Strona:X de Montépin Dziecię nieszczęścia.djvu/92

Ta strona została skorygowana.

— A! mój drogi stryju — rzekła żywo — dziś jeszcze napiszę...
— A kiedy Berta — mówił dalej hrabia — będzie już mogła oprzeć się na silnem ramieniu uczciwego człowieka, będę spokojny... Bóg mnie zabierze, kiedy zechce...
— Nie zabierze cię jeszcze długo dla szczęścia nas wszystkich — odrzekła baronowa i po chwili milczenia szepnęła z widocznem zakłopotaniem:
— Pozwolisz mi, jenerale, zadać sobie jedno pytanie.
— I owszem!...
— I nie będziesz miał za złe, że się wtrącam!
— Nie wielka byłaby w tem moja zasługa... Ty nigdy nie dajesz powodu do strofowania.
— Czy stryj nie lęka się zbytecznego spoufalenia się Berty z panem Sebastyanem Gérardem?
— Jakto rozumiesz?...
Baronowa spuściła oczy.
— U młodych ludzi miłość powstaje tak prędko — szepnęła.

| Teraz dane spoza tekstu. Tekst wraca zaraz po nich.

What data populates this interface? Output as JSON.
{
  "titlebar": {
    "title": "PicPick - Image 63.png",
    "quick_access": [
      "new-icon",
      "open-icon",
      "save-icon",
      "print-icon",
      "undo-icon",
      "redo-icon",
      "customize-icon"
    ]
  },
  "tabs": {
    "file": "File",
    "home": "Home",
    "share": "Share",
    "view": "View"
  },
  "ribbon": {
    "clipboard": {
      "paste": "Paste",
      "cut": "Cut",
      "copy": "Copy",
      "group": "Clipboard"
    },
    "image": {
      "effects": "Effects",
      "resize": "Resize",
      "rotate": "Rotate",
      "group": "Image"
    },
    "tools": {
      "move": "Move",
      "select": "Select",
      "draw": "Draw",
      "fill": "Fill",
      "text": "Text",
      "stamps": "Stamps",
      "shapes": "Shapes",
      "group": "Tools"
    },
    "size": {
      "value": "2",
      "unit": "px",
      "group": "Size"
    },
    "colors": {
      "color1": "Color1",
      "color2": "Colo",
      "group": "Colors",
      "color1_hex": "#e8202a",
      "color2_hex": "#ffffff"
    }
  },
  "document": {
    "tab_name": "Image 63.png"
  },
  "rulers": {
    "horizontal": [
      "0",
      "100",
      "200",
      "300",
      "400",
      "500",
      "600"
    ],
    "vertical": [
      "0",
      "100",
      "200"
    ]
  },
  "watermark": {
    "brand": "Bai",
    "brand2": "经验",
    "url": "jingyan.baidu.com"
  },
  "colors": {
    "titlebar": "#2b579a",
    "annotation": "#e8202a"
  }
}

Głośnym i szczerym śmiechem wybuchnął jenerał.
— Oto się nie bój, moja droga — rzekł. W tem przesadzasz zbytnią ostrożnością... Żadnej obawy niema pod tym względem. Najprzód ta poufałość, która ci się wydaje niebezpieczną, wcale nie istnieje... Berta i Sebastyan nigdy nie są sami...
— A przecie zdaje mi się, że w tej chwili nawet, w ogrodzie...
— To po raz pierwszy — przerwał p. de Franoy, i słyszałaś, że Berta iść wcale nie chciała... Ha! ha!